Suppliers and retailers are trying to make prices appealing for consumers, many of whom are changing this year’s holiday spending habits amid a difficult economic climate.
“The whole family has decided to pare down and do stockings only,” said local resident Lorna Corman.
“I’m just kind of limiting my purchases to things I know people really want, keeping it fairly small,” said Rebekka Augustine, another local resident.
According to an Ipsos poll done for the Bank of Montreal, Canadians are planning to significantly scale back on the holiday spending with a whopping 78 per cent planning to buy fewer gifts this year.
The poll also reveals that 45 per cent will be spending less while 26 per cent plan on buying for fewer people.
At Strut Footware and Apparel, it’s loyal customers operators hope carry them through the season.
“There are not many shoe stores in Kelowna, so I feel like we might be okay but there’s definitely a little bit of concern for sure, ” said manager Magdalene Marini.
At the nearby Crystal Ark store, a similar sentiment was echoed.
“It means that we’re going to have to work harder to get people into the store,” said Daneaya Ziolkoski. “We have to make sure that everybody knows that we’re here and just do our best to do what we can.”
The Retail Council of Canada (RCC) is concerned but optimistic at the same time.
“I think every retailer is concerned about it because it impacts our business directly,” said Greg Wilson, Retail Council of Canada’s director of government relations.
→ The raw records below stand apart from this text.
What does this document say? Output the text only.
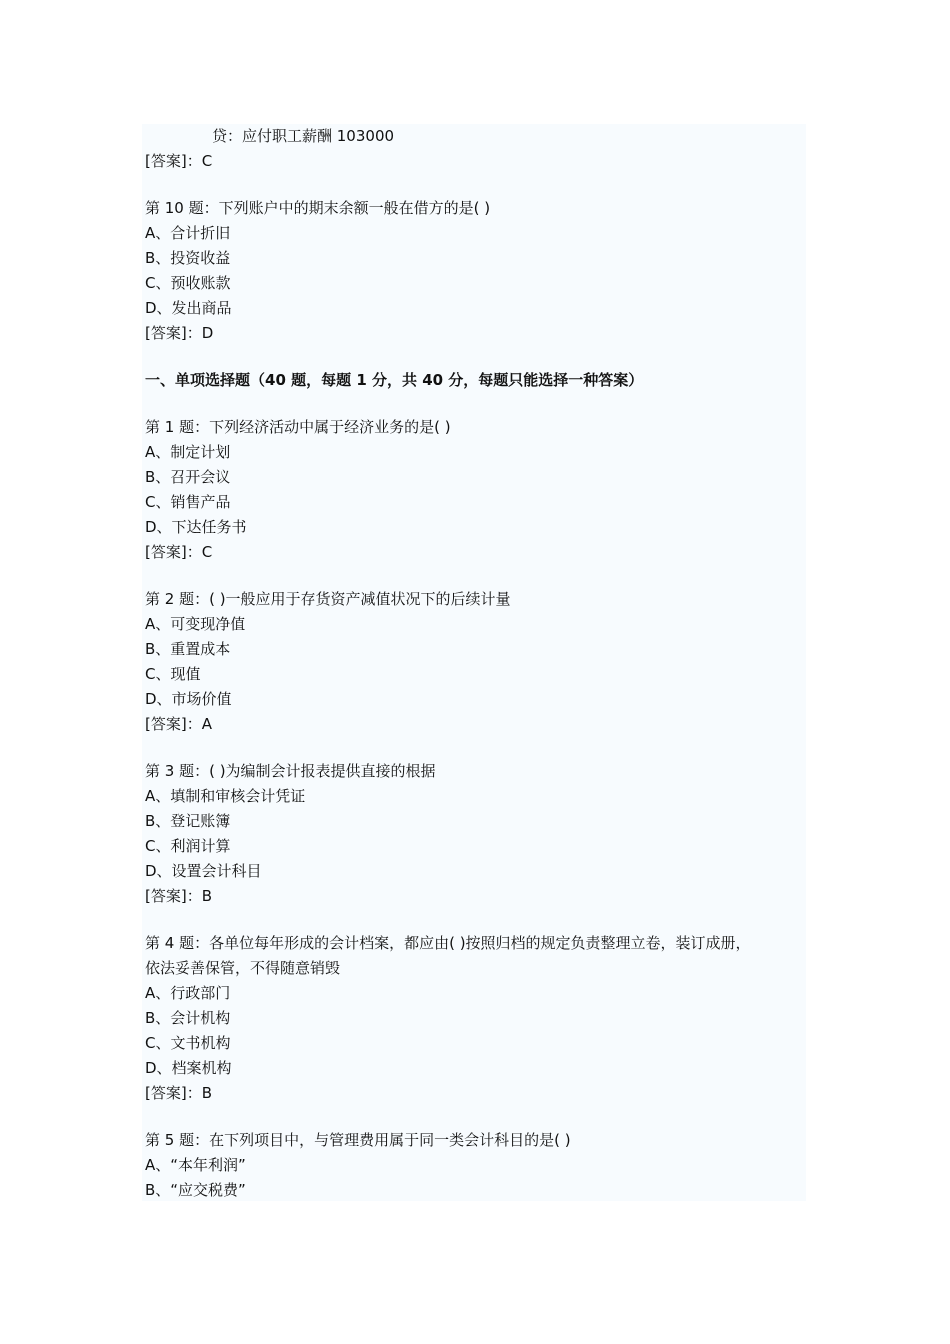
贷：应付职工薪酬 103000

[答案]：C

第 10 题：下列账户中的期末余额一般在借方的是( )

A、合计折旧

B、投资收益

C、预收账款

D、发出商品

[答案]：D

一、单项选择题（40 题，每题 1 分，共 40 分，每题只能选择一种答案）

第 1 题：下列经济活动中属于经济业务的是( )

A、制定计划

B、召开会议

C、销售产品

D、下达任务书

[答案]：C

第 2 题：( )一般应用于存货资产减值状况下的后续计量

A、可变现净值

B、重置成本

C、现值

D、市场价值

[答案]：A

第 3 题：( )为编制会计报表提供直接的根据

A、填制和审核会计凭证

B、登记账簿

C、利润计算

D、设置会计科目

[答案]：B

第 4 题：各单位每年形成的会计档案，都应由( )按照归档的规定负责整理立卷，装订成册，

依法妥善保管，不得随意销毁

A、行政部门

B、会计机构

C、文书机构

D、档案机构

[答案]：B

第 5 题：在下列项目中，与管理费用属于同一类会计科目的是( )

A、“本年利润”

B、“应交税费”
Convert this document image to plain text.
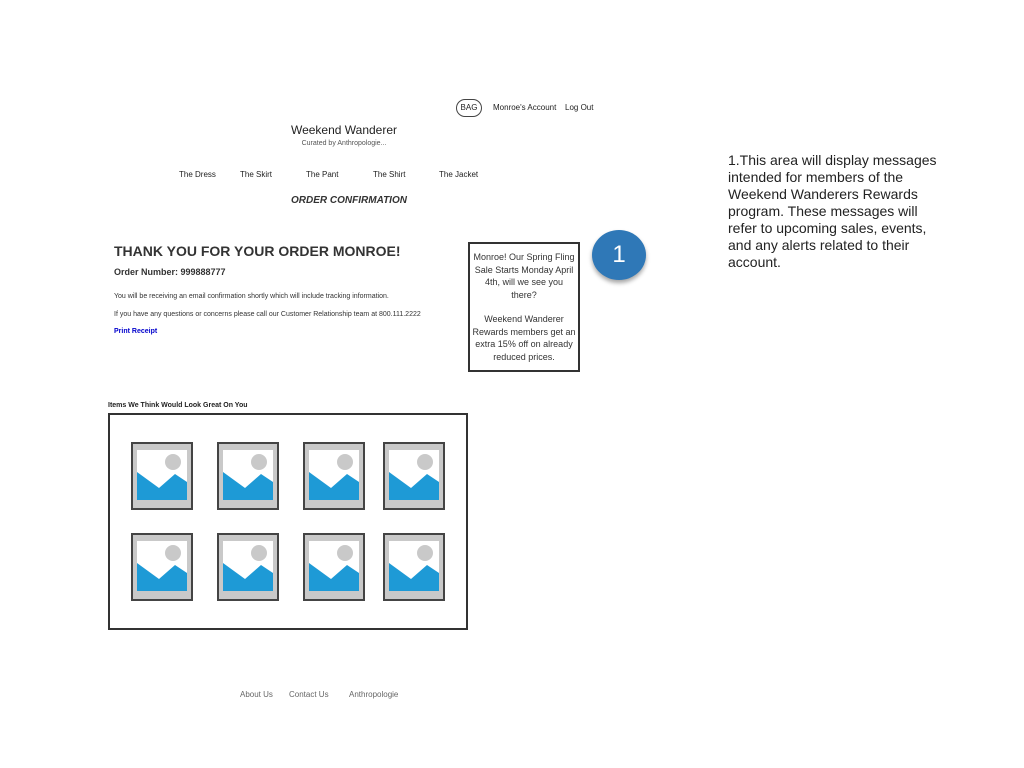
BAG	Monroe's Account Log Out
Weekend Wanderer
Curated by Anthropologie...
The Dress	The Skirt	The Pant	The Shirt	The Jacket
ORDER CONFIRMATION
THANK YOU FOR YOUR ORDER MONROE!
Order Number: 999888777
You will be receiving an email confirmation shortly which will include tracking information.
If you have any questions or concerns please call our Customer Relationship team at 800.111.2222
Print Receipt

Monroe! Our Spring Fling Sale Starts Monday April 4th, will we see you there?

Weekend Wanderer Rewards members get an extra 15% off on already reduced prices.

1
1.This area will display messages intended for members of the Weekend Wanderers Rewards program. These messages will refer to upcoming sales, events, and any alerts related to their account.
Items We Think Would Look Great On You
About Us Contact Us	Anthropologie
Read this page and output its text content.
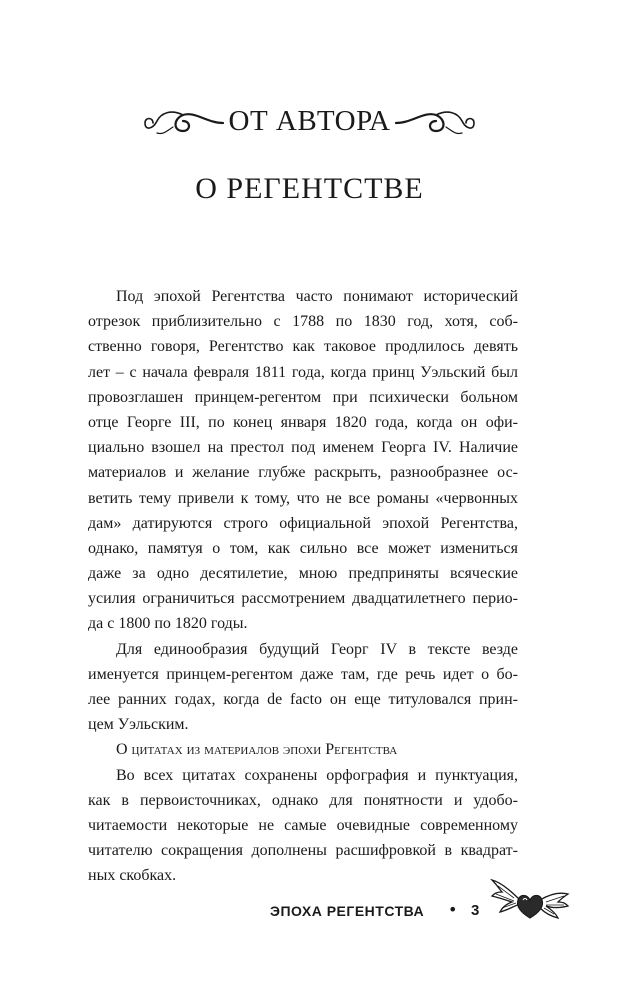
ОТ АВТОРА
О РЕГЕНТСТВЕ
Под эпохой Регентства часто понимают исторический
отрезок приблизительно с 1788 по 1830 год, хотя, соб-
ственно говоря, Регентство как таковое продлилось девять
лет – с начала февраля 1811 года, когда принц Уэльский был
провозглашен принцем-регентом при психически больном
отце Георге III, по конец января 1820 года, когда он офи-
циально взошел на престол под именем Георга IV. Наличие
материалов и желание глубже раскрыть, разнообразнее ос-
ветить тему привели к тому, что не все романы «червонных
дам» датируются строго официальной эпохой Регентства,
однако, памятуя о том, как сильно все может измениться
даже за одно десятилетие, мною предприняты всяческие
усилия ограничиться рассмотрением двадцатилетнего перио-
да с 1800 по 1820 годы.
Для единообразия будущий Георг IV в тексте везде
именуется принцем-регентом даже там, где речь идет о бо-
лее ранних годах, когда de facto он еще титуловался прин-
цем Уэльским.
О цитатах из материалов эпохи Регентства
Во всех цитатах сохранены орфография и пунктуация,
как в первоисточниках, однако для понятности и удобо-
читаемости некоторые не самые очевидные современному
читателю сокращения дополнены расшифровкой в квадрат-
ных скобках.
ЭПОХА РЕГЕНТСТВА • 3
But according to RCC, its own survey conducted in conjunction with Leger Research shows many Canadians are planning to spend modestly more, aware that most goods have gone up.
‘What that tells us is that Canadians are anticipating spending more this holiday season but they are being cautious,” Wilson said. “They’re looking for sales. They’re looking for deals, a number of them purchase things early and they’re doing a good job of planning and budgeting their expenses.”
Blanleil curious to see how the holiday shopping season unfolds.
“It’s going to be an interesting next couple of months,” Blanleil said. “You know, we’ve reduced our buying to make sure that we’re not going to be over-inventoried as well. So, you know, we’re being conservative, but we’re also always super aggressive and make sure that we want our piece of the pie and that we want to make sure we’re giving our customers a really good value.”
Retailers are hoping shoppers support local shops as much as possible to help cushion the potential financial blow.
“Shop local because everyone just tends to gravitate to online sales or Amazon shopping, just for conveniences, but we so appreciate… just supporting local. It’s so, so helpful,” said Marini.